How one approach to M&A is more likely to create value than all others

Programmatic M&A strategies continue to create gains in excess total returns to shareholders, at lower levels of risk.

[Types: programatic, selective, large-deal, or organic]

M&A activity is surging as companies use M&A to manage the still-unpredictable economic effects of the COVID-19 pandemic and find their strategic footing. They are pursuing deals to streamline their assets, establish or extend their digital capabilities, acquire top talent, and otherwise strengthen their competitive positions. None of this is news to those companies that have adopted a through-cycle mindset to M&A; alliances, partnerships, and other transactions have been top of mind for them all along.

What really works when it comes to deal making? Empirical research, that analyzed more than 20 years of data, confirms, once again, that programmatic M&A is the strategy that is most likely to create the most value for companies. That is, carefully choreographing a series of deals around a specific business case or M&A theme—rather than relying on episodic “big bang” transactions—is far more likely than other approaches to lead to stronger performance and less risk.

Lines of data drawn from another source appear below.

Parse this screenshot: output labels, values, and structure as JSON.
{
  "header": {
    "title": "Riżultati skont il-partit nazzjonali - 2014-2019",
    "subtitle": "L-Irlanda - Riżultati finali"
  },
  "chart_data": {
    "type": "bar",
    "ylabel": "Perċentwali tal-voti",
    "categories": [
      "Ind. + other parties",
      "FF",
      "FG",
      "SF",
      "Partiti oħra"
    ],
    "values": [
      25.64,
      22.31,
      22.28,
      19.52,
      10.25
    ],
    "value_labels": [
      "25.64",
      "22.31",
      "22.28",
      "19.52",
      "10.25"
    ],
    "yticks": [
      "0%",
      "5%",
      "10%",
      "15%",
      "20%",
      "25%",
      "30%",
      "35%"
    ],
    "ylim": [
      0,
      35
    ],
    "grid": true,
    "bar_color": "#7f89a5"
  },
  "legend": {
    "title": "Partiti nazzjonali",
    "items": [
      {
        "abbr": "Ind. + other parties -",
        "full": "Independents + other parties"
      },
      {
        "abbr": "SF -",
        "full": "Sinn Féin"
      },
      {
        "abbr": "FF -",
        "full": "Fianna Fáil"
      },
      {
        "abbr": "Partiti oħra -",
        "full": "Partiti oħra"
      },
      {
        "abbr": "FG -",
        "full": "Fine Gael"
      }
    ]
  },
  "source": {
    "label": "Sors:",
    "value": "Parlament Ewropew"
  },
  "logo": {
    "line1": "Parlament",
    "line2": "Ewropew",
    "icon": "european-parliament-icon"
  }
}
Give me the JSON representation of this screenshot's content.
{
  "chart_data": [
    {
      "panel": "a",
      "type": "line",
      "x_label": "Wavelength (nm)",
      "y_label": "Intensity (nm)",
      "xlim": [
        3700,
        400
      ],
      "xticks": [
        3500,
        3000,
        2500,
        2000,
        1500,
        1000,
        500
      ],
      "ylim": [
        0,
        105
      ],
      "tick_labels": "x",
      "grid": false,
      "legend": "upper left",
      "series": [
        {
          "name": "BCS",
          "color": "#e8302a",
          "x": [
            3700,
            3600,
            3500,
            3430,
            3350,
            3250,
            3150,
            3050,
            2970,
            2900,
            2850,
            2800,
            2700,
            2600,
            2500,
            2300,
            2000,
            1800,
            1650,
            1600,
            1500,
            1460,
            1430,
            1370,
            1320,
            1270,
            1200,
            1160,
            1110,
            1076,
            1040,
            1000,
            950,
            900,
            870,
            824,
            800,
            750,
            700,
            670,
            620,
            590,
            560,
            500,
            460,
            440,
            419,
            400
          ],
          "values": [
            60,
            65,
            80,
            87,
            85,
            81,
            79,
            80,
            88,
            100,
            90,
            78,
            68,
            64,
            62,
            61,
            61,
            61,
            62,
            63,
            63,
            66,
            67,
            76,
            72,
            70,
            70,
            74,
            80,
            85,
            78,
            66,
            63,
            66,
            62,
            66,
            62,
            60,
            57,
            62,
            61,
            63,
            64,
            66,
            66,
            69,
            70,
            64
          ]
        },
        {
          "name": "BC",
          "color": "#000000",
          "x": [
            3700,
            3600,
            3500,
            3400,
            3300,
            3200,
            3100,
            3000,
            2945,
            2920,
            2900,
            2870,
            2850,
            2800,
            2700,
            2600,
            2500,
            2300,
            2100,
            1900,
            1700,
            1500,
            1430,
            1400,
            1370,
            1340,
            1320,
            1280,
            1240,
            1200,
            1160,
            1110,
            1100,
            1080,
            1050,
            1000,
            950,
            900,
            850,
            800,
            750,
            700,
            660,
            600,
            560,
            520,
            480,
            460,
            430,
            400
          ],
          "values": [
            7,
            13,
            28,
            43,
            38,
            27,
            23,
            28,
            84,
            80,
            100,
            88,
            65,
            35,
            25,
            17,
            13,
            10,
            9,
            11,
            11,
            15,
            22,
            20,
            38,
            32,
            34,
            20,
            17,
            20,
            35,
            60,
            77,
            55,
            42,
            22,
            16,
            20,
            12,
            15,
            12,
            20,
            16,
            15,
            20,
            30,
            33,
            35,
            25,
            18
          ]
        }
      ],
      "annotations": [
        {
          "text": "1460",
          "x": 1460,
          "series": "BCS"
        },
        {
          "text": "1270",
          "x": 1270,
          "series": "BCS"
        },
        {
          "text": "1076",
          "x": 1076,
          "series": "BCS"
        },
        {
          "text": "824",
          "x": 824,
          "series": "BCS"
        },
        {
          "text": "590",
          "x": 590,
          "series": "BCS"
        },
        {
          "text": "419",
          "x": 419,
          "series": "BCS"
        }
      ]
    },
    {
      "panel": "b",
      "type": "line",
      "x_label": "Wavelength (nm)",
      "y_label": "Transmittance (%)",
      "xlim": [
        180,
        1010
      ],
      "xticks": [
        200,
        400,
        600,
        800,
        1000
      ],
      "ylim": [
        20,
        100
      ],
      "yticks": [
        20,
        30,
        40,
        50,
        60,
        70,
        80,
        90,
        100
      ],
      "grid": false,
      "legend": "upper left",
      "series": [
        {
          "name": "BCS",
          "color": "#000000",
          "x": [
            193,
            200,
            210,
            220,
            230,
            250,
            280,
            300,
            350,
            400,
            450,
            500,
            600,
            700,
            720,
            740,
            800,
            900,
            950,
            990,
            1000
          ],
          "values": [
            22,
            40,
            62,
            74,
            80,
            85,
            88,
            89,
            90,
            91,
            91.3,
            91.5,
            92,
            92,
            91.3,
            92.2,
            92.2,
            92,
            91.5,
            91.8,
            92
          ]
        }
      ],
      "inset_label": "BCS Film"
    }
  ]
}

programmatic M&A is not purely a volume play; it’s a strategy for systematically building new businesses, services, and capabilities. The companies that use a programmatic approach create deal flows linked to their conviction in their corporate strategy, understanding of their competitive advantage, and confidence in their capacity to execute. They manage their growth strategies proactively. And their approach to M&A does not change, regardless of the success or failure of any single deal.

Which M&A strategies create the most value?

Programmatic acquirers, on average, delivered about 2 percent more in excess total returns to shareholders (TRS) annually as compared with their peers. By contrast, none of the other approaches to M&A (organic, selective, big deal) created any excess TRS, on average, for the cohort of companies.

But the following five new pieces of information emerged for the first time.

Finding 1: Organic-growth strategies are now—on average—the worst performing of all M&A approaches
Finding 2: The programmatic approach succeeds across nearly all sectors of the economy
Finding 3: The large-deal approach to M&A does not necessarily destroy value
Finding 4: The programmatic approach can withstand periods of high economic volatility
Finding 5: Changing course remains difficult—most companies stick with the same M&A strategy [ie, change is hard]

What do programmatic acquirers do differently?

M&A is not “an event,” and it is not something that “happens” to a company. It is a capability that is essential for creating outsize value, and like any capability, it requires sufficient attention and resources to grow. decades of research on companies’ M&A approaches and underlying capabilities point to three critical focus areas for success—what we’ve dubbed the three C’s of M&A: competitive advantage, conviction, and capacity. The programmatic acquirers in our research base are particularly adept in each of these areas.

Competitive advantage

  • have clear understanding of their source of competitive advantage
  • aligned on the industry and market trends company wants to pursue
  • understand which assets company needs to acquire to meet the company’s M&A aspirations

Conviction

Programmatic acquirers are about 1.2 times more likely than their peers to build comprehensive business cases around potential M&A targets. By doing so, they can persuade senior managers and board directors to buy into the deal relatively quickly; they can also create a strong M&A narrative that can be shared with prospective targets, investors, the market, and others.

Capacity

A company’s ability to execute on its strategy often comes down to whether it has enough financial, talent, and organizational capacity.

  • have the right capabilities (tools and talent) to execute their M&A strategy
  • have clearly defined processes for all dimensions of a due-diligence process (financial, legal/risk, operations, culture, and talent)
  • have a clear process for designing a new, integrated organizational structure

Parting words

These and other data confirm that a programmatic approach to M&A and a focus on the three C’s can lead to outperformance. But the proof is not just in the numbers; it’s in the stories of businesses that have differentiated themselves through their ability to source the deals that align most with their overall corporate strategy—and to act quickly because of the knowledge, infrastructures, and capabilities they have built up around M&A.